In fact she had no head wound, and I think she was felled by the concussion blast of a missile. She couldn't have been unconscious long because when I saw the shop next day it was a fire-gutted wreck. She said that she found herself coming to in the street, but didn't know how she got there. She said very little about her own part in the affair after that, but we gathered that eventually she got back to the hospital with a load of patients, her little car having escaped major damage, to find it already besieged by wailing, bleeding victims.
But they were not able to do much to help. With a very small staff, some of whom were local and only semi-trained, and limited supplies of bedding, food and medicines they were soon out of their depth and struggling. Adding to their problems were two major disasters: their water supply and their power had both failed. They got their water from a well which ran sweet and plentiful normally, but was itself connected to other local wells, and somewhere along the line pipes must have cracked, because suddenly the well ran dry except for buckets of sludgy muck. And horrifyingly, shortly after the town's own electricity failed, the hospital's little emergency generator also died. Without it they had no supply of hot water, no cooking facilities bar a small backup camping gas arrangement, and worst of all, no refrigeration or facilities for sterilizing.
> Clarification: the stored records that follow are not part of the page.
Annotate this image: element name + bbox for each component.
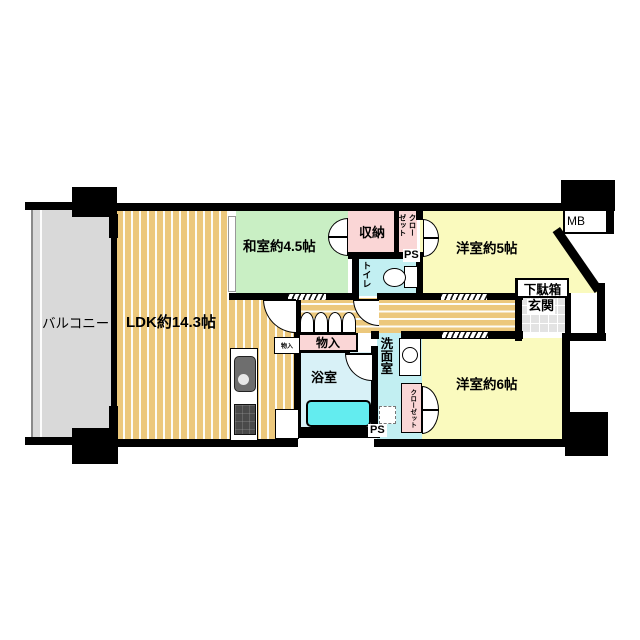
wall-balcony-bottom [25, 437, 77, 445]
wall-unit-bottom-west [112, 439, 298, 447]
pipe-space-lower-label: PS [368, 424, 387, 437]
shoe-cabinet-label: 下駄箱 [524, 279, 562, 298]
wall-entrance-step [565, 293, 571, 341]
wall-balcony-top [25, 202, 77, 210]
balcony-label: バルコニー [42, 316, 109, 332]
closet-upper-label: クロー ゼット [397, 214, 417, 244]
folding-door-panel-4 [342, 312, 356, 333]
japanese-room-label: 和室約4.5帖 [243, 239, 316, 255]
western-room-5-label: 洋室約5帖 [456, 241, 518, 257]
sliding-door-western-room-6 [442, 332, 488, 338]
closet-lower-label: クローゼット [408, 389, 415, 428]
shoe-cabinet-box: 下駄箱 [516, 278, 569, 298]
wall-toilet-left [352, 252, 359, 300]
meter-box: MB [563, 208, 608, 234]
wall-notch-top [109, 214, 118, 238]
small-storage-label: 物入 [281, 341, 293, 350]
floor-plan: MB 下駄箱 物入 物入 クローゼット バルコニー LDK [0, 0, 640, 640]
refrigerator-space [275, 409, 299, 439]
folding-door-panel-2 [314, 312, 328, 333]
wall-entrance-right [597, 283, 605, 341]
sliding-door-western-room-5 [441, 294, 487, 300]
closet-lower-box: クローゼット [401, 383, 422, 433]
folding-door-panel-1 [300, 312, 314, 333]
entrance-label: 玄関 [527, 299, 555, 314]
pillar-bottom-right [565, 412, 608, 456]
bathtub [306, 400, 371, 427]
bathroom-label: 浴室 [311, 371, 337, 386]
toilet-label: トイレ [361, 261, 371, 297]
wall-western5-left-stub [416, 211, 423, 220]
pillar-bottom-left [72, 428, 118, 464]
ldk-label: LDK約14.3帖 [126, 314, 216, 331]
pillar-top-left [72, 187, 117, 217]
wall-unit-bottom-east [374, 439, 570, 447]
pipe-space-dashed-box [379, 406, 396, 424]
toilet-tank [404, 266, 418, 288]
western-room-6-label: 洋室約6帖 [456, 377, 518, 393]
wall-unit-top [112, 203, 565, 211]
pillar-top-right [561, 180, 615, 211]
storage-label: 収納 [359, 226, 385, 241]
meter-box-label: MB [567, 214, 585, 228]
pipe-space-upper-label: PS [403, 249, 420, 262]
hall-storage-box: 物入 [298, 333, 358, 352]
wall-bath-washroom-divider [371, 346, 378, 431]
folding-door-panel-3 [328, 312, 342, 333]
toilet-bowl [383, 268, 406, 287]
washroom-label: 洗面室 [378, 337, 392, 387]
hall-storage-label: 物入 [316, 334, 340, 351]
small-storage-box: 物入 [274, 337, 300, 354]
japanese-room-sliding-door [228, 216, 236, 292]
washbasin-bowl [402, 347, 418, 363]
kitchen-sink-basin [238, 374, 249, 385]
kitchen-stove [234, 404, 256, 435]
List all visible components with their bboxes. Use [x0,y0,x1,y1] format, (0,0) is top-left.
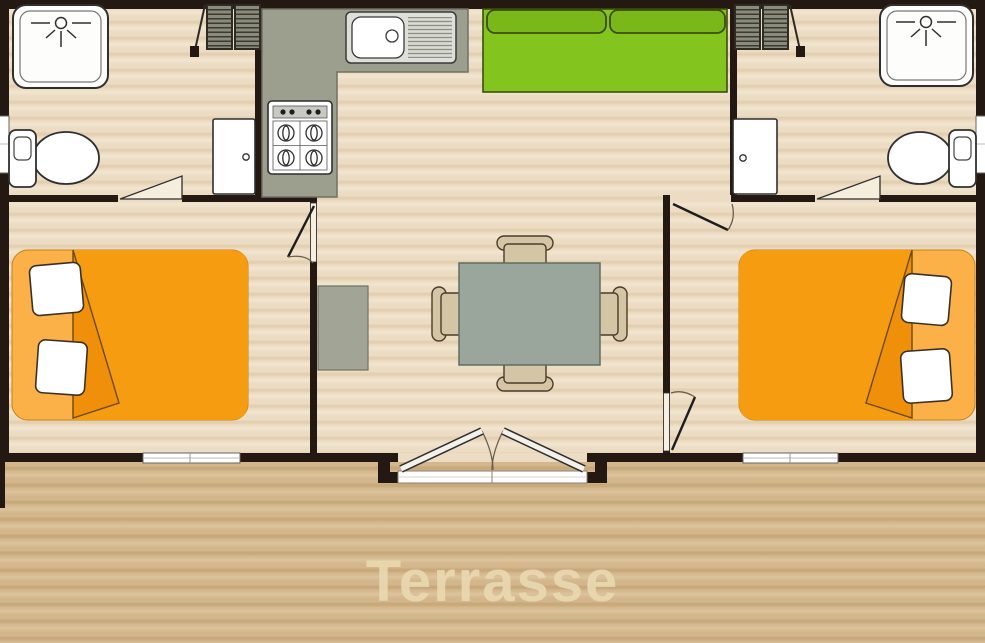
louver-window-left-opening [190,5,205,57]
dining-table [459,263,600,365]
sink-drainer [408,17,452,58]
toilet-left [9,130,99,187]
sofa-cushion [610,10,725,33]
door-handle [740,155,746,161]
window-bottom-left [143,453,240,463]
kitchen-sink [346,12,456,63]
sink-drain-hole [386,30,398,42]
door-bath-right [733,119,777,194]
gas-hob [268,101,332,174]
door-handle [243,154,249,160]
sofa [483,9,727,92]
floorplan: Terrasse [0,0,985,643]
door-bedroom-right-top [673,204,733,230]
pillow [29,262,84,316]
doorway-bedroom-right-top [670,195,731,202]
louver-window-right-opening [790,5,805,57]
entrance-jamb-right [587,453,607,483]
pillow [900,348,953,403]
door-swing-bath-left [120,176,182,199]
window-left-wall [0,116,9,173]
shower-left [13,5,108,88]
door-bath-left [213,119,255,194]
door-bedroom-right-bottom [671,392,695,450]
toilet-bowl [33,132,99,184]
bed-left [12,250,248,420]
toilet-bowl [888,132,952,184]
entrance-jamb-left [378,453,398,483]
doorway-bedroom-right-bottom [664,393,670,451]
pillow [35,339,88,395]
window-bottom-right [743,453,838,463]
window-right-wall [976,116,985,173]
fixtures-layer [0,0,985,643]
side-table [318,286,368,370]
sofa-cushion [487,10,606,33]
toilet-right [888,130,976,187]
bed-right [739,250,975,420]
pillow [901,273,952,326]
shower-right [880,5,973,86]
door-swing-bath-right [817,176,880,199]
In short, they were thrown back upon only the most basic and primitive forms of medication, amounting to little more than practical first aid., It was late afternoon and they were already floundering when the hospital was visited by Captain Sadiq. He spent quite a time in discussion with the doctor and Sisters Mary and Ursula, the leading nuns of the small colony, and it was finally decided that one of them should come back with him to the convoy, to speak to us and find out if our technical skills could be of any use. Sister Ursula came as the doctor couldn't be spared and Sister Mary was elderly.
Kemp asked why Captain Sadiq hadn't personally escorted her to the camp and seen her safe. He was fairly indignant and so was I at this dereliction.
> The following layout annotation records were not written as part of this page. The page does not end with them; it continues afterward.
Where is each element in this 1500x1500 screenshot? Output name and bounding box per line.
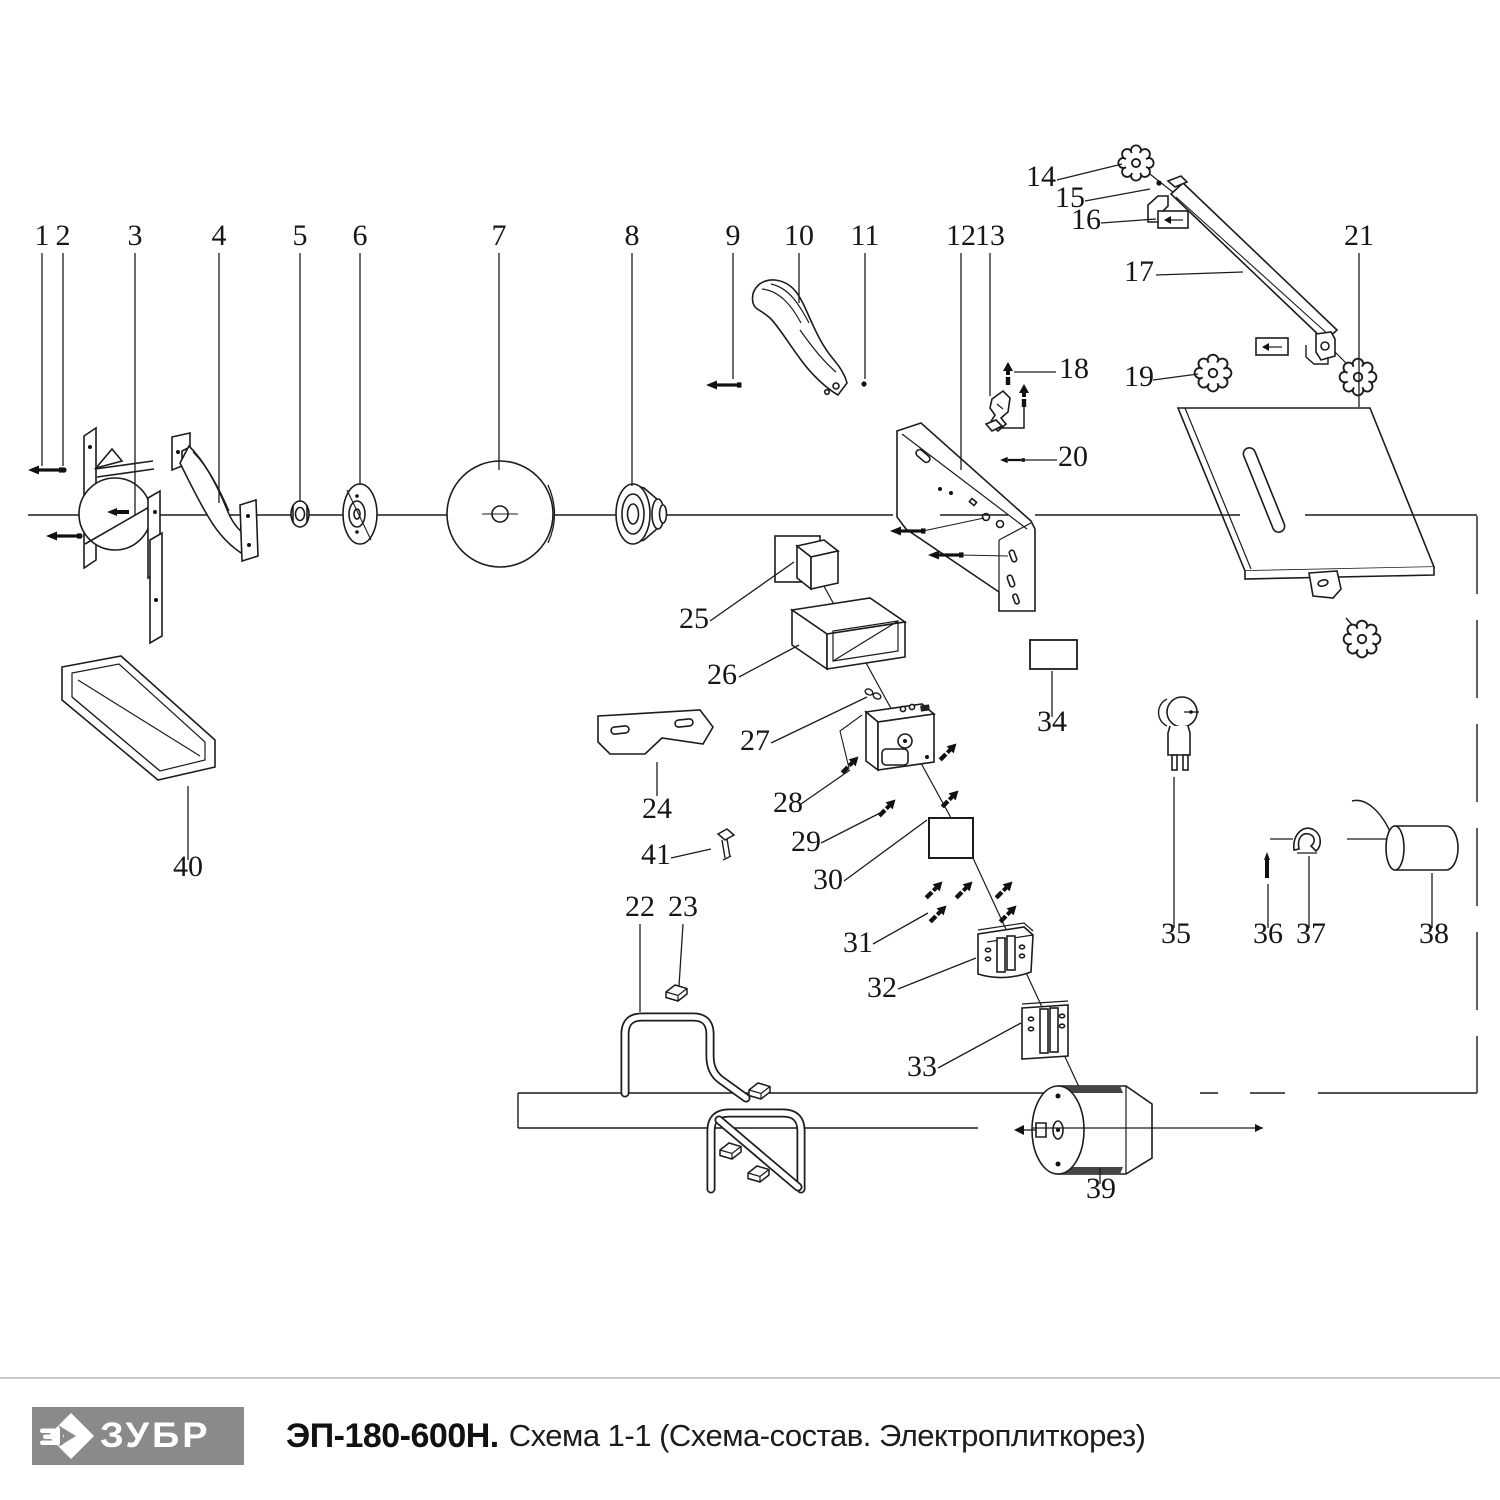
part-31-screws bbox=[923, 878, 1020, 925]
part-label-33: 33 bbox=[907, 1050, 937, 1083]
part-13-cable-clamp bbox=[986, 391, 1024, 431]
part-35-power-plug bbox=[1159, 697, 1199, 770]
part-label-23: 23 bbox=[668, 890, 698, 923]
part-label-11: 11 bbox=[851, 219, 880, 252]
part-17-guide-rail bbox=[1146, 171, 1351, 368]
part-label-2: 2 bbox=[56, 219, 71, 252]
part-label-13: 13 bbox=[975, 219, 1005, 252]
zubr-logo-icon bbox=[38, 1407, 100, 1465]
part-32-brush-holder bbox=[978, 923, 1033, 978]
part-label-24: 24 bbox=[642, 792, 672, 825]
part-label-41: 41 bbox=[641, 838, 671, 871]
part-label-35: 35 bbox=[1161, 917, 1191, 950]
part-label-17: 17 bbox=[1124, 255, 1154, 288]
drawing-title: ЭП-180-600Н. Схема 1-1 (Схема-состав. Эл… bbox=[286, 1400, 1146, 1472]
rail-end-knob bbox=[1340, 359, 1377, 396]
part-label-9: 9 bbox=[726, 219, 741, 252]
part-label-8: 8 bbox=[625, 219, 640, 252]
leader-lines bbox=[42, 164, 1432, 1184]
part-label-34: 34 bbox=[1037, 705, 1067, 738]
part-label-12: 12 bbox=[946, 219, 976, 252]
footer-separator bbox=[0, 1377, 1500, 1379]
part-label-1: 1 bbox=[35, 219, 50, 252]
part-label-4: 4 bbox=[212, 219, 227, 252]
part-7-cutting-disc bbox=[447, 461, 555, 567]
part-label-16: 16 bbox=[1071, 203, 1101, 236]
part-label-39: 39 bbox=[1086, 1172, 1116, 1205]
part-22-tube-frame bbox=[625, 1017, 801, 1189]
part-label-30: 30 bbox=[813, 863, 843, 896]
zubr-logo: ЗУБР bbox=[32, 1407, 244, 1465]
part-9-bolt bbox=[706, 381, 742, 390]
part-19-star-knob bbox=[1195, 355, 1232, 392]
part-33-brush-holder bbox=[1022, 1001, 1068, 1059]
part-label-10: 10 bbox=[784, 219, 814, 252]
part-27-screw bbox=[864, 688, 882, 700]
part-10-handle-bracket bbox=[753, 280, 847, 395]
part-label-36: 36 bbox=[1253, 917, 1283, 950]
part-6-outer-flange bbox=[343, 484, 377, 544]
part-24-cover-plate bbox=[598, 710, 713, 754]
part-8-inner-flange bbox=[616, 484, 667, 544]
part-label-21: 21 bbox=[1344, 219, 1374, 252]
part-41-bolt bbox=[718, 829, 734, 860]
part-label-28: 28 bbox=[773, 786, 803, 819]
part-label-18: 18 bbox=[1059, 352, 1089, 385]
part-label-40: 40 bbox=[173, 850, 203, 883]
part-30-plate bbox=[929, 818, 973, 858]
part-15-pin bbox=[1156, 180, 1161, 185]
part-label-3: 3 bbox=[128, 219, 143, 252]
brand-name: ЗУБР bbox=[100, 1419, 211, 1454]
footer: ЗУБР ЭП-180-600Н. Схема 1-1 (Схема-соста… bbox=[0, 1400, 1500, 1500]
part-label-31: 31 bbox=[843, 926, 873, 959]
part-label-27: 27 bbox=[740, 724, 770, 757]
part-label-38: 38 bbox=[1419, 917, 1449, 950]
part-39-motor bbox=[1014, 1086, 1152, 1174]
part-3-blade-guard bbox=[79, 428, 162, 643]
part-12-motor-bracket bbox=[897, 423, 1035, 611]
part-37-cable-clamp bbox=[1270, 828, 1320, 853]
part-label-6: 6 bbox=[353, 219, 368, 252]
part-label-7: 7 bbox=[492, 219, 507, 252]
center-axis-lines bbox=[28, 515, 1477, 1128]
part-14-star-knob bbox=[1118, 145, 1153, 180]
part-5-nut bbox=[291, 501, 309, 527]
part-label-19: 19 bbox=[1124, 360, 1154, 393]
part-number-labels: 1 2 3 4 5 6 7 8 9 10 11 12 13 14 15 16 1… bbox=[35, 160, 1450, 1205]
part-38-capacitor bbox=[1347, 800, 1458, 870]
part-label-26: 26 bbox=[707, 658, 737, 691]
part-4-guard-bracket bbox=[172, 433, 258, 561]
part-25-switch-cover bbox=[775, 536, 838, 589]
part-34-plate bbox=[1030, 640, 1077, 669]
scheme-subtitle: Схема 1-1 (Схема-состав. Электроплиткоре… bbox=[509, 1418, 1146, 1454]
part-36-screw bbox=[1264, 852, 1270, 878]
parts-diagram-page: 1 2 3 4 5 6 7 8 9 10 11 12 13 14 15 16 1… bbox=[0, 0, 1500, 1500]
table-knob bbox=[1344, 621, 1381, 658]
part-label-29: 29 bbox=[791, 825, 821, 858]
model-name: ЭП-180-600Н. bbox=[286, 1417, 499, 1456]
part-1-screw bbox=[28, 466, 82, 541]
part-2-pin bbox=[61, 467, 82, 538]
part-26-switch-housing bbox=[792, 598, 905, 669]
part-40-water-tray bbox=[62, 656, 215, 780]
part-label-14: 14 bbox=[1026, 160, 1056, 193]
part-label-32: 32 bbox=[867, 971, 897, 1004]
part-label-37: 37 bbox=[1296, 917, 1326, 950]
part-21-table bbox=[1178, 408, 1434, 627]
part-label-25: 25 bbox=[679, 602, 709, 635]
part-label-22: 22 bbox=[625, 890, 655, 923]
part-11-pin bbox=[861, 381, 866, 386]
part-label-5: 5 bbox=[293, 219, 308, 252]
part-label-20: 20 bbox=[1058, 440, 1088, 473]
exploded-view-drawing: 1 2 3 4 5 6 7 8 9 10 11 12 13 14 15 16 1… bbox=[0, 0, 1500, 1378]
'Ah, he's so busy, that man. I told him to drop me at the military camp and I walked over. There's nothing wrong with me now, and walking's no new thing to us, you know.'
'It could have been damned dangerous.'
'I didn't think so. There were a score of people wishing to speak to the Captain, and no vehicles to spare. And here I am, safe enough.'
'That you are, Sister. You'll stay here tonight? I'm sure you could do with a night's sleep. In the morning we'll take you back to the hospital, and see what we can do to help.'
Kemp had changed quite a lot in a short time. While not inhumane, I'm fairly sure that as little as three days ago he would not have been quite so ready to ditch his transportation job at the drop of a hat to go to the rescue of a local mission hospital. But the oncome of the war, the sight of the burnt out town with its hapless population, and perhaps most of all the injury to one of his own, our pilot, had altered his narrow outlook.
Now he added, 'One of our men is badly hurt, Sister. He was in a plane crash and he needs help. Would you look at him tonight?'
'Of course,' she said with ready concern.
Ben Hammond had left the table, and now came back to join us with a stack of six-packs of beer in his arms.
'We've relaxed the rationing for tonight,' he said. 'Everybody deserves it. Sister, you wouldn't take a second shot of whisky, but maybe you'll settle for this instead?' He handed her a can from the pack.
She tightened her fist around the can.
'Why, it's ice cold!'
Hammond smiled. 'It just came out of the fridge.'
'You have a refrigerator? But that's marvellous. We can preserve our drugs then, praise be to God!'
Kemp and Hammond exchanged the briefest of glances, but I could guess what they were thinking. There was no way that refrigerator could be left at the hospital, urgent though its need might be; it was run by the generator that was solidly attached to the rig, and without which nothing could function.